Per fortuna, rispetto ai tempi della dittatura, ora abbiamo un grande strumento, che sono i cellulari e le varie forme per riprendere quello che accade, che possono essere prova delle gravi violazioni ai diritti umani che stanno avvenendo. Ci sono persone torturate, colpite da armi da fuoco, stuprate, la situazione è terribile.
Vedo comunque una luce di speranza. È molto stare difficile stare qui in contesti di festa, sembra quasi contraddittorio. Ci sono però molti cileni qui con noi che hanno diritto a stare bene e passare un momento in allegria, siamo qui e suoniamo anche per loro. Sembra, anche grazie alle tante denunce che ci sono state, che la violazione ai diritti umani si stia fermando un po’, mentre le manifestazioni continuano, immense, ogni giorno.
Questa frase che si è diffusa ovunque come slogan del movimento “Chile despertó” (Il Cile si è svegliato, ndr) è molto rappresentativa del sentire globale delle persone. Stavamo quasi addormentati, con debiti fino ai capelli e bassa qualità della vita, per questo è stato uno svegliarsi per tutti, e speriamo di arrivare da qualche parte.
Cosa dovrebbe accadere per ottenere un cambiamento reale in Cile?
Dovrebbe completamente sciogliersi questo governo e ripartire da una nuova costituzione. Non sarà un cambiamento rapido, ma è necessario ed è l’unico cambiamento possibile. Le disuguaglianze sociali sono troppo forti e troppo garantite dal sistema costituzionale.
In tutti i cortei sventola la bandiera Mapuche, qual’è il ruolo della componente indigena in questo contesto di ribellione diffusa?
Il popolo mapuche è stato calpestato dallo stato cileno a lungo. Sono un esempio di resistenza per tutti. Gli hanno tolto la terra, i diritti, hanno abusato di loro in modo indiscriminato. Si sono uniti pertanto al grido diffuso dei cileni, anche se loro in realtà non si sentono cileni ma, appunto mapuche. Sono la minoranza etnica più forte e ampia che abbiamo. In Cile gli altri indigeni sono stati sterminati. Loro invece sono rimasti sempre in prima linea e sono in prima linea anche in questa battaglia contro il governo Piñera.
Come ci si sente a suonare fuori dal proprio paese che vive questo stato di ribellione diffusa?

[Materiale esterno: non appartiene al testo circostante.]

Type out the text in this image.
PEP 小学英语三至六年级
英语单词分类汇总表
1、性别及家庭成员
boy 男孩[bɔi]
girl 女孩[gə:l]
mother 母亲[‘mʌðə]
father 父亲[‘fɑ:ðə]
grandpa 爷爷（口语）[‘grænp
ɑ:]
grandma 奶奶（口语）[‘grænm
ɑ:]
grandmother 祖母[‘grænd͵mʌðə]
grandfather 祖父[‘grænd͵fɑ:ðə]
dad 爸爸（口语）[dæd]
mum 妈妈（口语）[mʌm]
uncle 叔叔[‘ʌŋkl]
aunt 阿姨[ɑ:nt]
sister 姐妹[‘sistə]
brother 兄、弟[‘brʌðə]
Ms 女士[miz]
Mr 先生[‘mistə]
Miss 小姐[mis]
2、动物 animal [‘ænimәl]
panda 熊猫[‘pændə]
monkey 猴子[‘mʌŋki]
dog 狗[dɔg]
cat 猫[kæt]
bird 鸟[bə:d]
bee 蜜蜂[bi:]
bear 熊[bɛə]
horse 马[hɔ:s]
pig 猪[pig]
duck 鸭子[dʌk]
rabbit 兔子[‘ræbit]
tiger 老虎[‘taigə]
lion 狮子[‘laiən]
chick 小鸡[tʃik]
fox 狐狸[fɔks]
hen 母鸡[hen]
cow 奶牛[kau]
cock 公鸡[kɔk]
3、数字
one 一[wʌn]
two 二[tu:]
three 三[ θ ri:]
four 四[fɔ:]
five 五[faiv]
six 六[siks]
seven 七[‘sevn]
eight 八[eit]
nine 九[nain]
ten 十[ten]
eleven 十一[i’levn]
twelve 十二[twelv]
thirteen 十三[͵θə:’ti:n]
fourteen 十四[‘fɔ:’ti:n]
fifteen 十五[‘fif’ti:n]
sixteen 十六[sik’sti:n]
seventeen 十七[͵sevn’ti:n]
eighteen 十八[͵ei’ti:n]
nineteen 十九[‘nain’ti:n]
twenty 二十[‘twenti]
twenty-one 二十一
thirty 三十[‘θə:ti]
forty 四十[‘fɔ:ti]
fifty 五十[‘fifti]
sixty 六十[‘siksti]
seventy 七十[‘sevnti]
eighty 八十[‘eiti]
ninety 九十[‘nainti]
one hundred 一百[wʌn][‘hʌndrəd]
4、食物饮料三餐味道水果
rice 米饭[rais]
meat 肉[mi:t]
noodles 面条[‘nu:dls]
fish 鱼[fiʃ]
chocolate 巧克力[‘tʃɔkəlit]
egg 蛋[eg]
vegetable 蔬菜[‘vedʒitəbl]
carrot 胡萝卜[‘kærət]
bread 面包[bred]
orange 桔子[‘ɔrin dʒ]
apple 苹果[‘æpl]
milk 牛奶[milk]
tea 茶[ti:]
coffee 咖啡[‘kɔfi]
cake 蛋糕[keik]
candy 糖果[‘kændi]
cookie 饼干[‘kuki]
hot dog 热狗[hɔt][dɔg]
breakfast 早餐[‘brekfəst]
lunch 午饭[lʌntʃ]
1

A causa della dittatura c’è una lunga storia di artisti cileni che hanno dovuto lasciare il paese.
Prima di essere artisti siamo essere umani, siamo padri di famiglia, abbiamo aspirazioni, necessità, sentimenti. La trincea è davanti a noi e non ci resta altro che metterci dentro e lottare.
Abbiamo chiacchierato a lungo, in Germania, con Horacio Salinas, direttore musicale degli IntiIllimani negli anni ‘70. Ci diceva che la differenza è che ora tutti gli artisti cileni stanno appoggiando questa causa. Moltissimi stanno facendo disegni, producendo teatro e altre forme di resistenza. Non c’è nessuno che si tiri indietro, o se lo fanno sono artisti di poco conto. Anche con questo concerto mi voglio avvicinare con il cuore e salutare tutti i cileni che sono in strada ora.